L’Algérie a durci sa position contre les cryptomonnaies en inscrivant, via l’article 06 de sa nouvelle loi anti‑blanchiment, l’interdiction de toute utilisation, échange ou détention de crypto‑actifs. Cette mesure s’ajoute à une première interdiction déjà inscrite dans une précédente loi de finances. À contre‑courant, plusieurs pays — dont le Maroc — s’orientent désormais vers un encadrement légal, préférant réguler plutôt qu’interdire.
Une interdiction justifiée par la lutte contre le blanchiment
Alger défend sa ligne dure au nom de la lutte contre le blanchiment d’argent et le financement du terrorisme. Le cash représente encore près de 65 % des transactions selon la Banque d’Algérie, et l’État juge trop risqué l’introduction d’un instrument financier difficilement contrôlable.

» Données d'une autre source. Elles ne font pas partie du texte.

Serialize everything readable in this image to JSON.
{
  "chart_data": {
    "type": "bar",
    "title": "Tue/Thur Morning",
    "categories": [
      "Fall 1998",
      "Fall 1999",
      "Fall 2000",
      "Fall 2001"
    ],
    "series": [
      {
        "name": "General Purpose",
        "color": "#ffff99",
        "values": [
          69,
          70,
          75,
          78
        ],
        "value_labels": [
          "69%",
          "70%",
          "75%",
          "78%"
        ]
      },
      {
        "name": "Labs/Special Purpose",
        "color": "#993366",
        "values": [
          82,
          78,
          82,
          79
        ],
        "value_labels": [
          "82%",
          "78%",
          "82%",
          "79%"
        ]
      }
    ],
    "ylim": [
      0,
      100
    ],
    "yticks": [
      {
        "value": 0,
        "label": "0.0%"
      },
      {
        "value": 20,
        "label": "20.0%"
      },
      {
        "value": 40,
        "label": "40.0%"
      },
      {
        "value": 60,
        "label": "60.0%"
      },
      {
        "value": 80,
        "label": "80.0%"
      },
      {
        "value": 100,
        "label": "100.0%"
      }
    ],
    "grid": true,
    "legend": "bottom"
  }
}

Cette interdiction totale a le mérite de lever toute ambiguïté juridique : aucune activité crypto n’est tolérée, évitant ainsi les zones grises. Mais ce verrouillage a aussi un coût. Il prive l’économie d’un marché mondial estimé à plus de 1 200 milliards de dollars en 2023 (CoinMarketCap), potentiellement porteur d’investissements, de capitaux et d’innovations technologiques.

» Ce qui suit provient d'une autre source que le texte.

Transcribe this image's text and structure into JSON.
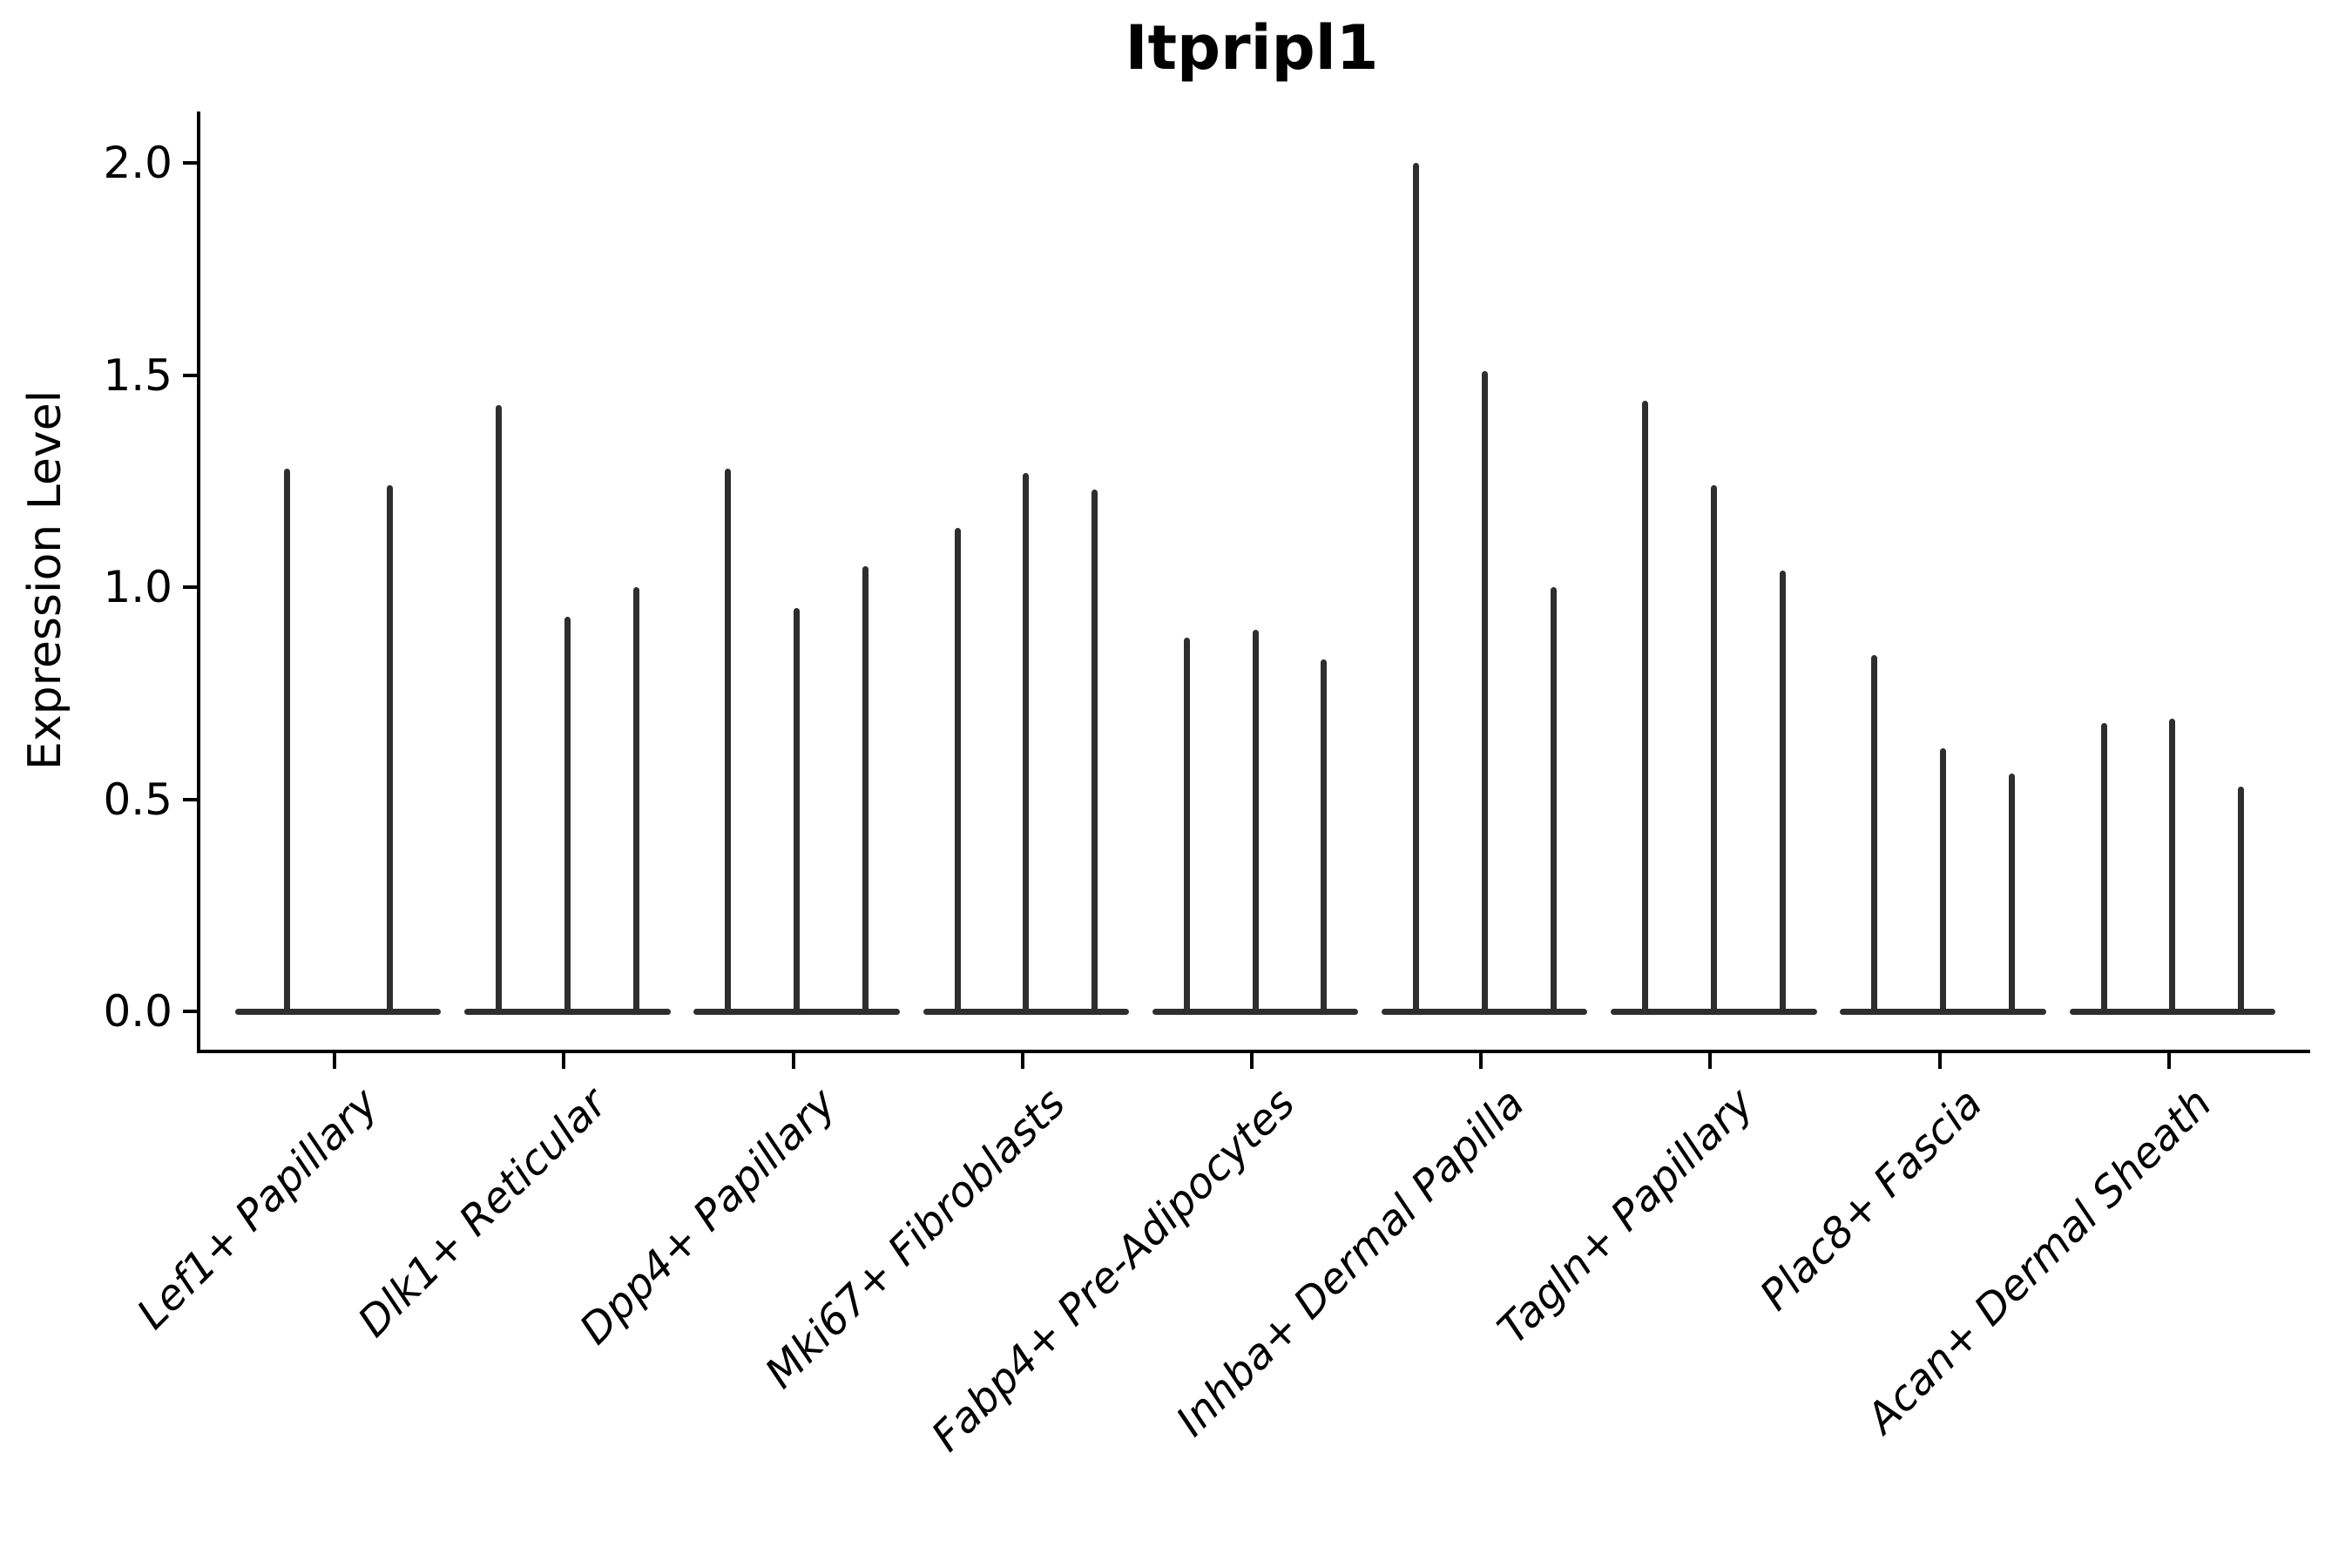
{
  "figure_title": "Itpripl1",
  "colors": {
    "violin": "#2e2e2e",
    "axis": "#000000",
    "background": "#ffffff"
  },
  "chart_data": {
    "type": "violin",
    "title": "Itpripl1",
    "xlabel": "",
    "ylabel": "Expression Level",
    "ylim": [
      0,
      2.12
    ],
    "yticks": [
      "0.0",
      "0.5",
      "1.0",
      "1.5",
      "2.0"
    ],
    "grid": false,
    "legend": "none",
    "categories": [
      "Lef1+ Papillary",
      "Dlk1+ Reticular",
      "Dpp4+ Papillary",
      "Mki67+ Fibroblasts",
      "Fabp4+ Pre-Adipocytes",
      "Inhba+ Dermal Papilla",
      "Tagln+ Papillary",
      "Plac8+ Fascia",
      "Acan+ Dermal Sheath"
    ],
    "groups": [
      {
        "label": "Lef1+ Papillary",
        "violin_max_values": [
          1.28,
          1.24
        ]
      },
      {
        "label": "Dlk1+ Reticular",
        "violin_max_values": [
          1.43,
          0.93,
          1.0
        ]
      },
      {
        "label": "Dpp4+ Papillary",
        "violin_max_values": [
          1.28,
          0.95,
          1.05
        ]
      },
      {
        "label": "Mki67+ Fibroblasts",
        "violin_max_values": [
          1.14,
          1.27,
          1.23
        ]
      },
      {
        "label": "Fabp4+ Pre-Adipocytes",
        "violin_max_values": [
          0.88,
          0.9,
          0.83
        ]
      },
      {
        "label": "Inhba+ Dermal Papilla",
        "violin_max_values": [
          2.0,
          1.51,
          1.0
        ]
      },
      {
        "label": "Tagln+ Papillary",
        "violin_max_values": [
          1.44,
          1.24,
          1.04
        ]
      },
      {
        "label": "Plac8+ Fascia",
        "violin_max_values": [
          0.84,
          0.62,
          0.56
        ]
      },
      {
        "label": "Acan+ Dermal Sheath",
        "violin_max_values": [
          0.68,
          0.69,
          0.53
        ]
      }
    ],
    "description": "Very thin violin plots of Itpripl1 expression per fibroblast cluster; each cluster shows 2-3 narrow spike-like violins rising from a flat dark base at expression 0."
  }
}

Certains économistes y voient même un paradoxe. « Les transactions en cryptomonnaies sont souvent plus traçables que la circulation du cash », rappelle un expert algérien auprès de la banque mondiale . La blockchain laisse une trace publique et permanente de chaque mouvement, contrairement aux billets, invisibles une fois sortis du système bancaire. L’argument sécuritaire du gouvernement apparaît donc fragile : l’interdiction ferme la porte à un outil transparent, alors même que l’opacité reste dans l’usage massif du cash.

Le Maroc opte pour un encadrement pragmatique
À l’inverse, le Maroc a choisi d’assouplir sa position. Après avoir interdit les cryptos en 2017, Rabat a amorcé en 2024 une réforme en faveur d’un encadrement légal. Bank Al‑Maghrib et l’Office des Changes ont transmis un projet de loi instaurant un cadre réglementaire : autorisation de certains usages professionnels et obligation pour les plateformes agréées de respecter les normes KYC/AML (identification des clients et lutte contre le blanchiment).
Cette approche place le Maroc dans la dynamique internationale. Les Émirats arabes unis ont créé à Dubaï une autorité dédiée aux crypto‑actifs ; aux États‑Unis, la SEC a validé en 2024 plusieurs ETF indexés sur le bitcoin ; en France, l’AMF impose désormais l’enregistrement obligatoire des plateformes. Ces exemples illustrent un mouvement global vers l’intégration réglementée des cryptos, en contraste avec l’Algérie, qui paraît se figer dans une logique d’exclusion.
Le risque d’une autre économie parallèle
L’expérience internationale montre que l’interdiction seule ne suffit pas à éradiquer l’usage des cryptomonnaies. En Algérie, des transactions se poursuivent de manière clandestine, via VPN ou échanges de pair à pair, alimentant une économie parallèle crypto qui s’ajoute déjà à un marché informel du dinar estimé à environ 40 % du PIB.
Pour contrer cette dérive, la Banque d’Algérie mise sur le lancement d’un dinar numérique, une version étatique des monnaies numériques de banque centrale (MNBC). Mais ces monnaies, à l’image du yuan numérique ou de l’eNaira nigérian, n’ont rien de commun avec l’esprit des cryptomonnaies. « Les MNBC reflètent une logique de contrôle centralisé, là où les cryptos séduisent précisément par leur indépendance vis‑à‑vis des autorités », souligne un consultant régional en fintech.